During the 18th century, English people were becoming more well-traveled, and tales of the amazing classical gardens of China spread among the more affluent people of England. This inspired the recreations of temples and lakes which are seen in many gardens.

Exploring English Country Gardens

English Country Gardens were the inspiration for the later 18th century gardens that became popular in France and Russia. These gardens feature lakes, large, sprawling lawns, and idyllic pastoral features. Examples of classical English gardens include Chiswick House, in Kent, which was designed by the 3rd Earl Of Burlington, Richard Boyle, and Stowe House in Buckinghamshire, which is an incredibly informal country garden. When Stowe house was designed, the garden was a radical departure from the fashions of the time.

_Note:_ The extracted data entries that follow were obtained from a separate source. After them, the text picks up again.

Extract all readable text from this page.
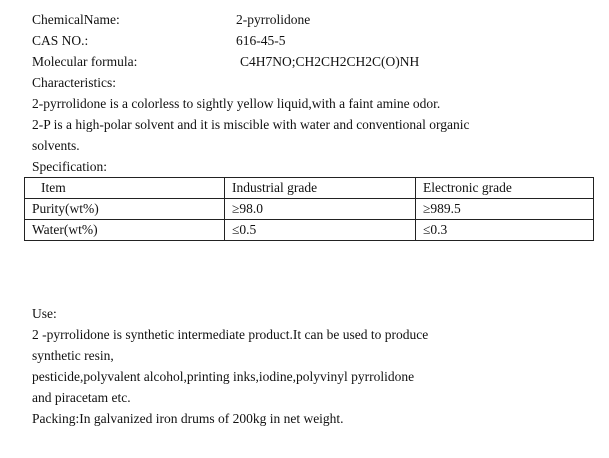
ChemicalName:	2-pyrrolidone
CAS NO.:	616-45-5
Molecular formula:	C4H7NO;CH2CH2CH2C(O)NH
Characteristics:
2-pyrrolidone is a colorless to sightly yellow liquid,with a faint amine odor.
2-P is a high-polar solvent and it is miscible with water and conventional organic
solvents.
Specification:
Item	Industrial grade	Electronic grade
Purity(wt%)	≥98.0	≥989.5
Water(wt%)	≤0.5	≤0.3
Use:
2 -pyrrolidone is synthetic intermediate product.It can be used to produce
synthetic resin,
pesticide,polyvalent alcohol,printing inks,iodine,polyvinyl pyrrolidone
and piracetam etc.
Packing:In galvanized iron drums of 200kg in net weight.
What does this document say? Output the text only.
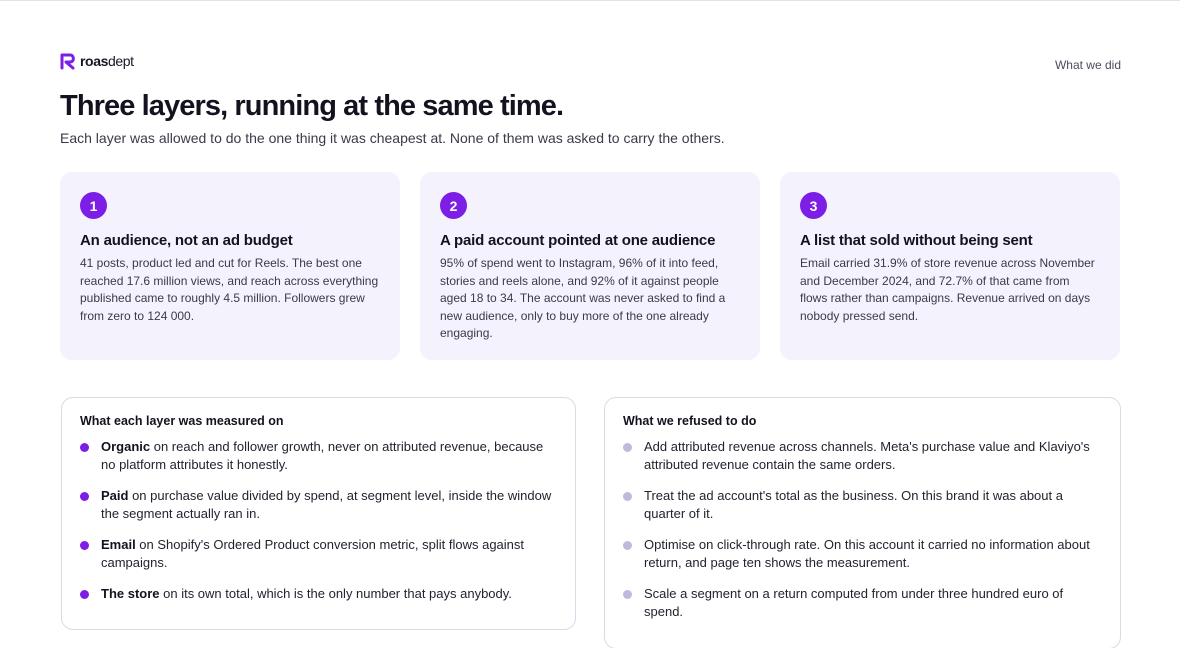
roasdept	What we did
Three layers, running at the same time.

Each layer was allowed to do the one thing it was cheapest at. None of them was asked to carry the others.

1
An audience, not an ad budget

41 posts, product led and cut for Reels. The best one reached 17.6 million views, and reach across everything published came to roughly 4.5 million. Followers grew from zero to 124 000.

2
A paid account pointed at one audience

95% of spend went to Instagram, 96% of it into feed, stories and reels alone, and 92% of it against people aged 18 to 34. The account was never asked to find a new audience, only to buy more of the one already engaging.

3
A list that sold without being sent

Email carried 31.9% of store revenue across November and December 2024, and 72.7% of that came from flows rather than campaigns. Revenue arrived on days nobody pressed send.

What each layer was measured on
Organic on reach and follower growth, never on attributed revenue, because no platform attributes it honestly.
Paid on purchase value divided by spend, at segment level, inside the window the segment actually ran in.
Email on Shopify's Ordered Product conversion metric, split flows against campaigns.
The store on its own total, which is the only number that pays anybody.
What we refused to do
Add attributed revenue across channels. Meta's purchase value and Klaviyo's attributed revenue contain the same orders.
Treat the ad account's total as the business. On this brand it was about a quarter of it.
Optimise on click-through rate. On this account it carried no information about return, and page ten shows the measurement.
Scale a segment on a return computed from under three hundred euro of spend.
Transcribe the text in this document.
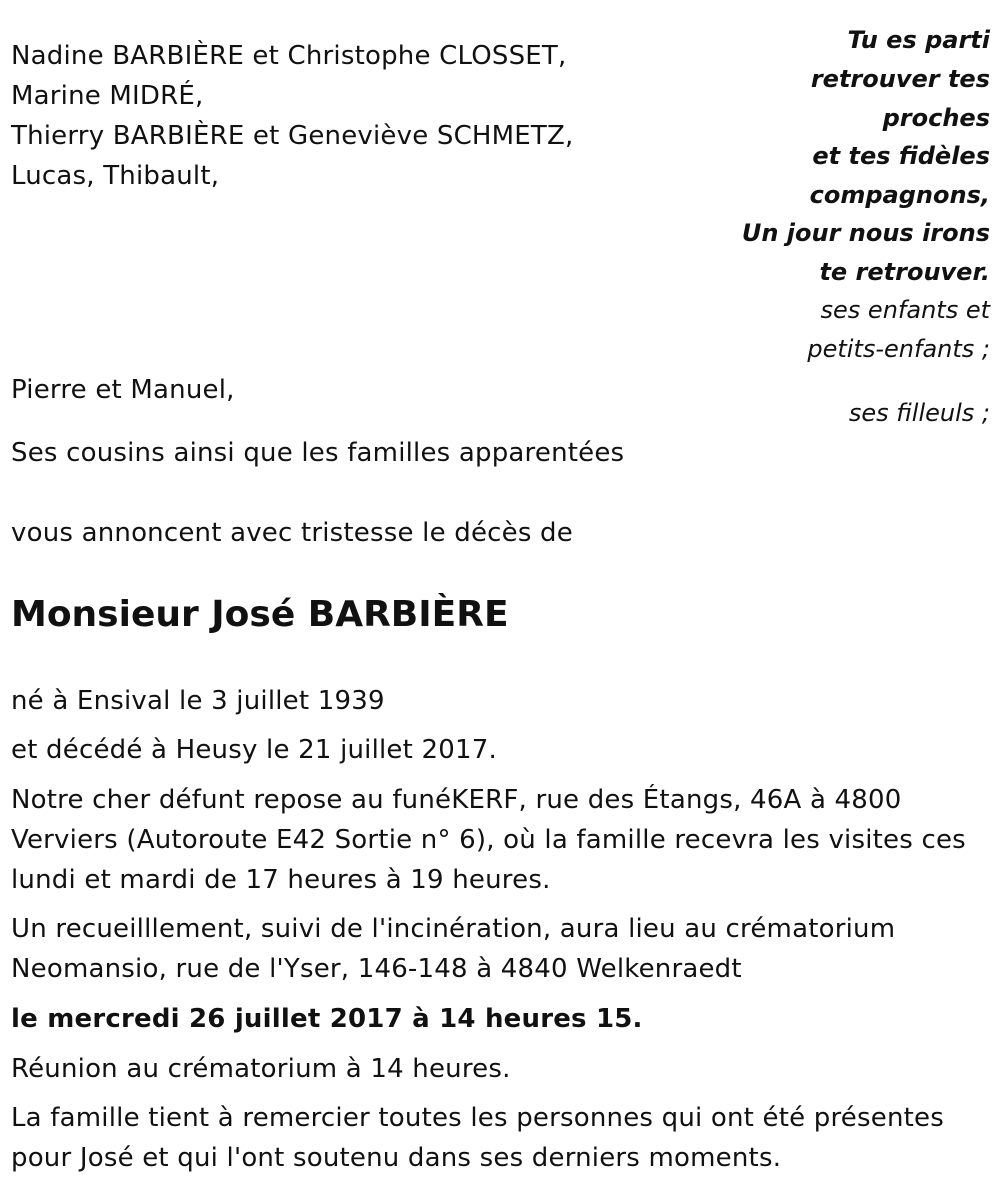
Nadine BARBIÈRE et Christophe CLOSSET,
Marine MIDRÉ,
Thierry BARBIÈRE et Geneviève SCHMETZ,
Lucas, Thibault,
Tu es parti
retrouver tes
proches
et tes fidèles
compagnons,
Un jour nous irons
te retrouver.
ses enfants et
petits-enfants ;
ses filleuls ;
Pierre et Manuel,
Ses cousins ainsi que les familles apparentées
vous annoncent avec tristesse le décès de
Monsieur José BARBIÈRE
né à Ensival le 3 juillet 1939
et décédé à Heusy le 21 juillet 2017.
Notre cher défunt repose au funéKERF, rue des Étangs, 46A à 4800
Verviers (Autoroute E42 Sortie n° 6), où la famille recevra les visites ces
lundi et mardi de 17 heures à 19 heures.
Un recueilllement, suivi de l'incinération, aura lieu au crématorium
Neomansio, rue de l'Yser, 146-148 à 4840 Welkenraedt
le mercredi 26 juillet 2017 à 14 heures 15.
Réunion au crématorium à 14 heures.
La famille tient à remercier toutes les personnes qui ont été présentes
pour José et qui l'ont soutenu dans ses derniers moments.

Designing an English Country Garden

You don’t need a lot of space to create an English Country Garden, although you may have to compromise on lawns and pathways if you’re working in a smaller garden. The lawn acts as a backdrop for the borders of the garden, but the borders are what truly catch the visitor’s eye.
Ireland flower is Shamrock. Popular flowers for English gardens include Chyrsanthemums, Primrose, Aquilegia, Daisies, Lavender and Rudbeckia. Roses, despite being thought of as English, are more common in cottage-style gardens than Country Gardens. For a traditional look, choose Begonias or Petunias instead of roses. In additions, plant boxwood or hydrangea shrubs. You have a lot of flexibility when it comes to trees, but in general it is best to work with what you have.